For Peters, this witness of constant renewal and progression provides him with the motivation to act responsibly in this world. Through our care and respect for this planet, we can fully engage ourselves in the dance with the Sacred. This is the more ecologically responsible tone of the book, one that I greatly appreciate. Peters proposes ways to act in this world. With the development of new technologies, our intentions have always been for the betterment of humanity (16). However, with things like extreme population growth and climate change, we realize that these new technologies are also to the detriment of humanity. Witnessing these things, the “breadth and depth of experiences” move us to act, living in the present and understanding how the world works. Our “capabilities such as empathy, compassion, and empowering the development of others” (86) emerge out of our experience of the moment. At this point, I feel action and integrity towards our planet seem obvious, yet ignored in our world today. This is where advocating for alternate fuel sources, saying no to “big-business,” and addressing the millions forgotten in poverty are vital to securing a better life for both humanity and the ecosystems we inhabit.
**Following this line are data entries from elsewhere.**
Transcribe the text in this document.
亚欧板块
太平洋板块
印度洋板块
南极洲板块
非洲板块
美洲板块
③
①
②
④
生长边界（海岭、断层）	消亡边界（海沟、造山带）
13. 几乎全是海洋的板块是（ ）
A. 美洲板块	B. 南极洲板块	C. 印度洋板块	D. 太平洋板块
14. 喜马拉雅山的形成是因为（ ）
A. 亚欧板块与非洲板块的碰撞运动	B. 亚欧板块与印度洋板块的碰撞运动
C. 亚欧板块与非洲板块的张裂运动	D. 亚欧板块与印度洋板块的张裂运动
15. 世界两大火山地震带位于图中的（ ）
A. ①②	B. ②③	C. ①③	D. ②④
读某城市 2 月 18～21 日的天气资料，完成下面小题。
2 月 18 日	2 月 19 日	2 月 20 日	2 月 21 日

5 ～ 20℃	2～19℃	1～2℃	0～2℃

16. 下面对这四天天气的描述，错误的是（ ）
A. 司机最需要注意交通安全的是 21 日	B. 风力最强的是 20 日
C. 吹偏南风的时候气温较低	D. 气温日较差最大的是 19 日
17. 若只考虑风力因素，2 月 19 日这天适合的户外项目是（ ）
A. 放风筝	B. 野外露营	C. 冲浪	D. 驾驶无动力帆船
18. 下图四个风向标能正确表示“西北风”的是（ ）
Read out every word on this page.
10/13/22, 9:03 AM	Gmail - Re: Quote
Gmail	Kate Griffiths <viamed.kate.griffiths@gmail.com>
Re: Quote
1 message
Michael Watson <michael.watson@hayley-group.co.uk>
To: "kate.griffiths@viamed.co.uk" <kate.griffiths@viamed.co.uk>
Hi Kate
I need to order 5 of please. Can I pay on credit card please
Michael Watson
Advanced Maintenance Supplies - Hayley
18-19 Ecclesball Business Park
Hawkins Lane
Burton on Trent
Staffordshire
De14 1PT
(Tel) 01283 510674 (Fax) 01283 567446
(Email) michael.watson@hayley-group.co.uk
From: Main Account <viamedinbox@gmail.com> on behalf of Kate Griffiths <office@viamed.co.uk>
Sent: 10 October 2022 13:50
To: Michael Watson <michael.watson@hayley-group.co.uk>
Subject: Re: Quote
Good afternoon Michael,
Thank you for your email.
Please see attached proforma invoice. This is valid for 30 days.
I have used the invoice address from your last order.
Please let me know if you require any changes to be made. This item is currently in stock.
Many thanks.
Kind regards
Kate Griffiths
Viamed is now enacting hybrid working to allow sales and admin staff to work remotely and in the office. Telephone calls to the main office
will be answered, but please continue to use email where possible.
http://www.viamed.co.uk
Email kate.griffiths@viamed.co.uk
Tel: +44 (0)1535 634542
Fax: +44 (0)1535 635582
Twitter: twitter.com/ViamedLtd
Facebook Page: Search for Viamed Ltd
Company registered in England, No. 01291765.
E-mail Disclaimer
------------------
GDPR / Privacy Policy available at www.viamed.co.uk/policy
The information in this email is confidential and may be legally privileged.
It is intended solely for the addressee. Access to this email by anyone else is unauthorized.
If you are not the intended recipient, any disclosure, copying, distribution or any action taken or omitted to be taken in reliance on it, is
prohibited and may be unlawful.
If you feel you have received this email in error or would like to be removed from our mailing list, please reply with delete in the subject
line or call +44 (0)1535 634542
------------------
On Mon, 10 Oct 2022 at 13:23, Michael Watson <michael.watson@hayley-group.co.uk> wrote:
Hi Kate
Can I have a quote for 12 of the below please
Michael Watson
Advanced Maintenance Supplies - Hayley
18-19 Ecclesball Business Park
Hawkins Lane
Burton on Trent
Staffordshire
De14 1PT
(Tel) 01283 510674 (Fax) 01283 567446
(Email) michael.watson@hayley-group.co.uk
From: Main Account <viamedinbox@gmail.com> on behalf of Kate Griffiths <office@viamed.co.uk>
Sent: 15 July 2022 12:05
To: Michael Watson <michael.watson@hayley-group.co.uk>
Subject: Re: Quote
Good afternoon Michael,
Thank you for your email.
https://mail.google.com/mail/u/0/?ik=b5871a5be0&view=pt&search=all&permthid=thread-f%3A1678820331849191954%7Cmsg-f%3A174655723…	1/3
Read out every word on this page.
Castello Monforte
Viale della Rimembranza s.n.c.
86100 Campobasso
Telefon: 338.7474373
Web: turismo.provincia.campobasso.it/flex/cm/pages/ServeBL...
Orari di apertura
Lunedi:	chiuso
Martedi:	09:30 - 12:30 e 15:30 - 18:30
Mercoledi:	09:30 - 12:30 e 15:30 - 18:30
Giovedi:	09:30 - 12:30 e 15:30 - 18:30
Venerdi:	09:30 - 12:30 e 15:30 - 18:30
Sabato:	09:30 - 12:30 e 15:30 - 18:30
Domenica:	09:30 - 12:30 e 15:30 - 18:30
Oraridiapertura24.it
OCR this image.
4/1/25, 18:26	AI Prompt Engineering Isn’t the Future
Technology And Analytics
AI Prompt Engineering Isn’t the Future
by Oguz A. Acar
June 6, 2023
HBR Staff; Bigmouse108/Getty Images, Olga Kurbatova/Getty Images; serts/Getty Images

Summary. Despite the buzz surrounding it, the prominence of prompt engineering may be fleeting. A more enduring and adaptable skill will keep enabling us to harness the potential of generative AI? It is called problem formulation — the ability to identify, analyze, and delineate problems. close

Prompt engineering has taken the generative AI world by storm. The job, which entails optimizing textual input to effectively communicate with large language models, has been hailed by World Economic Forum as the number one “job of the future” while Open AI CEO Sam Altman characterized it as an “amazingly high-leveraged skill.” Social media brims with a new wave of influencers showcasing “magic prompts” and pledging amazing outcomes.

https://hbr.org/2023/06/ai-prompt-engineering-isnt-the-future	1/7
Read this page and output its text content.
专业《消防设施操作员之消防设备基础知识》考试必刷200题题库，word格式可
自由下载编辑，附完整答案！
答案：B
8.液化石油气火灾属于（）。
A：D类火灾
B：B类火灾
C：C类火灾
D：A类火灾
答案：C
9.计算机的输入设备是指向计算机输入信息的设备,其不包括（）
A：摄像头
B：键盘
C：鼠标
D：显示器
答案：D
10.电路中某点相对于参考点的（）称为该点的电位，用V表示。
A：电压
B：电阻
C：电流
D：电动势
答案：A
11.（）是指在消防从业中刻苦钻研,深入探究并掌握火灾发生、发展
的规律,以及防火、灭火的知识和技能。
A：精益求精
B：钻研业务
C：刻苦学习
Peters shows a passionate concern for humanity throughout his book. He wants people to feel spiritually comfortable in an increasingly scientific world. He seems to be writing for the “spiritually nervous,” those that are unwilling to let go of a personal God for fear that the alternative leaves them feeling lost and homeless. However, Peters shows that by letting go of this personalistic framework and shedding our individualistic perspective, we are embracing our natural family. We are engaging in the lives of our ancestors and future generations, fully giving ourselves to the Dance and putting ourselves in relationship with the Sacred.